Simply, this means nearly $200 million in new tax cuts, increased support for education, environmental protection, open space preservation, senior services and much-needed financial support for area towns. All eleven towns, which comprise the 17th and 34th Districts will receive state funding, which is an unencumbered windfall in revenue sharing that is over and above what was approved for towns last year. The money comes from the state's surplus.

"This is great news for towns. The idea behind this encumbered money is that if the towns invest in this state revenue sharing in local projects or programs, everyone benefits," said Sen. Brian McDermott, D-34, deputy president pro-tempore.

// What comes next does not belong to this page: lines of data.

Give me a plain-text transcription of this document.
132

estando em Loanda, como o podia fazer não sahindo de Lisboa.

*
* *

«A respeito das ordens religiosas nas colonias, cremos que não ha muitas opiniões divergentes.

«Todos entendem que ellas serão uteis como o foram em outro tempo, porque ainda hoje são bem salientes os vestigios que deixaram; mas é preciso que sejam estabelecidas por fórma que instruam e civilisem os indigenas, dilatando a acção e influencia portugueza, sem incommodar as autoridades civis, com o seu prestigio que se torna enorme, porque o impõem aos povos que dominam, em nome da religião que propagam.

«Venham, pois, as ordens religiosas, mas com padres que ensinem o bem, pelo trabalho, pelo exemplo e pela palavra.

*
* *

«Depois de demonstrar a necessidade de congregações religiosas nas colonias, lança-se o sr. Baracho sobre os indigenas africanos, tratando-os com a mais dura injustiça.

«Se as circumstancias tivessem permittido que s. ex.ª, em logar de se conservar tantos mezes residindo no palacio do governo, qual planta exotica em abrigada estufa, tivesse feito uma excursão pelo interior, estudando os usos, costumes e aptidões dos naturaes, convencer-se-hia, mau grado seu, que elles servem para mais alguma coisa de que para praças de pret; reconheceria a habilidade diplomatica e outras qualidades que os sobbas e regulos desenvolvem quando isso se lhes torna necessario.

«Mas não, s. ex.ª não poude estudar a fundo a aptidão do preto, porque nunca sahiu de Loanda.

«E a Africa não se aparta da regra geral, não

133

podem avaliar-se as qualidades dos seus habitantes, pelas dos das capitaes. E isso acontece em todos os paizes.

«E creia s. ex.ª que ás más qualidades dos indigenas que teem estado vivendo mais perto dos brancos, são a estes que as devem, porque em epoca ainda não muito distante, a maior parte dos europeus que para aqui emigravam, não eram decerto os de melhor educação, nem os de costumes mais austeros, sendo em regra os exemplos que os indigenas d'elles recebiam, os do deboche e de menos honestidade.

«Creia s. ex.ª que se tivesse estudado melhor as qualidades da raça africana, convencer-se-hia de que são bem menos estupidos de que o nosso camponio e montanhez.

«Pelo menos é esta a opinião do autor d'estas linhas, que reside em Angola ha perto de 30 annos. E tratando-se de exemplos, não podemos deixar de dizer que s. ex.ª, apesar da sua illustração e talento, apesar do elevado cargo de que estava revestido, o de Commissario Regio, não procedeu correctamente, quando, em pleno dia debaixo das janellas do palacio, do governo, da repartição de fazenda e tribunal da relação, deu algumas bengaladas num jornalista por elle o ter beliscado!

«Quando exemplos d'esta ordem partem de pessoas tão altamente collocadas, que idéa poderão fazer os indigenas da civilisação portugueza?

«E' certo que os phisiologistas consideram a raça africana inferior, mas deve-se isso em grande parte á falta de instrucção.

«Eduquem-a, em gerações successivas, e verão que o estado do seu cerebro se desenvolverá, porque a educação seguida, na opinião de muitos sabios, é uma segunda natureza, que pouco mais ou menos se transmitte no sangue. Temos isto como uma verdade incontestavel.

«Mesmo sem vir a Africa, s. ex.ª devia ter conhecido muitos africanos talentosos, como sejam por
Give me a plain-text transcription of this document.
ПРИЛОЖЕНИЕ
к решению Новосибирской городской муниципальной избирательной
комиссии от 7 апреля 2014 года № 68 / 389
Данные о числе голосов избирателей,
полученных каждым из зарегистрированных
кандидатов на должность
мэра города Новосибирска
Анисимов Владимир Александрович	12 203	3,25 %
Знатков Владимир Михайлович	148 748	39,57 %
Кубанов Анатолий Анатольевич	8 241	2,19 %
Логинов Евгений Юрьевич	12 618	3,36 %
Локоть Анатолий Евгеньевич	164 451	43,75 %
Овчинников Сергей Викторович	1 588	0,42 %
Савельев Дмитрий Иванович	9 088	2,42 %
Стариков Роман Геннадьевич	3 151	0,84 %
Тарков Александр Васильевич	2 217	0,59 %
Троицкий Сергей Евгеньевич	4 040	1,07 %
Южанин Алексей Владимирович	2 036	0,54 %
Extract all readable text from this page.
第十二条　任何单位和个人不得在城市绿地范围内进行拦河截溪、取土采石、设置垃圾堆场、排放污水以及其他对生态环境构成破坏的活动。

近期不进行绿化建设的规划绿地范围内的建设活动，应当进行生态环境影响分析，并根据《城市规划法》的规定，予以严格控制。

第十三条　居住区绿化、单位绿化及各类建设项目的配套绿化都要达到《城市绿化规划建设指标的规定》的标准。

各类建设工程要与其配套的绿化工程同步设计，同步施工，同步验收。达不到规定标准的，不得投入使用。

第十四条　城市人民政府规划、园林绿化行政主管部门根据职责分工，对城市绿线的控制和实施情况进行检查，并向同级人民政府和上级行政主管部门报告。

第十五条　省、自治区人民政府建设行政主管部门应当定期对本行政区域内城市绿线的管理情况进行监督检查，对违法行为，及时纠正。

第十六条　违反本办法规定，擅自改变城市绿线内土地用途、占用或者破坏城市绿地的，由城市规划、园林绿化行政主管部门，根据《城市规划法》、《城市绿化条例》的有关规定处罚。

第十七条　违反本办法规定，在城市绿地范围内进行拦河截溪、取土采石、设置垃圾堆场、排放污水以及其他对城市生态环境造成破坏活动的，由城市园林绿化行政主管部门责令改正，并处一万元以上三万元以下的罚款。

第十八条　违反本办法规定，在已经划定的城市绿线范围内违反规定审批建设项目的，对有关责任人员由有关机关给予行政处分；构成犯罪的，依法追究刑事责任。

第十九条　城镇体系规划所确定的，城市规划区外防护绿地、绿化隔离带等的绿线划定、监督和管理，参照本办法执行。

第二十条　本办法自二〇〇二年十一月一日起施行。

Among the new tax cuts that are on the horizon for families include exemptions to sales tax and college textbook sales tax, and a seven-cent gas tax reduction. Parents will be able to purchase back-to-school clothes for their children and save money on taxes through a "sales tax holiday" that was added to the tax package and slated to go into effect at the end of this summer. Another promise kept by the Senate was an increase in property tax credit that will rise from the current rate of $425 to $500.

"Tax cuts that help working families were one of my top priorities this session, and I'm pleased to announce that we have indeed delivered," said Sen. Joseph J. Crisco, D-17. "We delivered on all of that this year, and more."

"I am very proud of what we have done in the General Assembly during this session," Crisco said, "further reducing the tax burden on Connecticut residents, particularly for working families and families with school-aged children." Crisco serves as the chair on the Legislature's budget-writing Appropriations Committee, and chair of the Appropriations' Legislative subcommittee.

"This is money from the surplus that we are spending in a variety of ways," said McDermott. "It is my hope that the towns spend the money on a one-time expenditure."

Many towns could use the money to improve existing areas or build new playgrounds, parks, playscapes, linear trails or other community projects.

"The money is unrestricted. It's a one-time shot for the towns," said Crisco. "I'm in touch with the mayors and town councils, but it's up to them as how best to use it," said Crisco, referring to the surplus money. Families who are preparing to set aside money for next year's school clothing budget will see some light at the end of the tunnel. The "sales tax holiday" is slated for the third week of August to help parents with school clothing and footwear costs.

The budget and tax package, which got both the Senate and House of Representatives nod of approval, will go to the Governor for signing.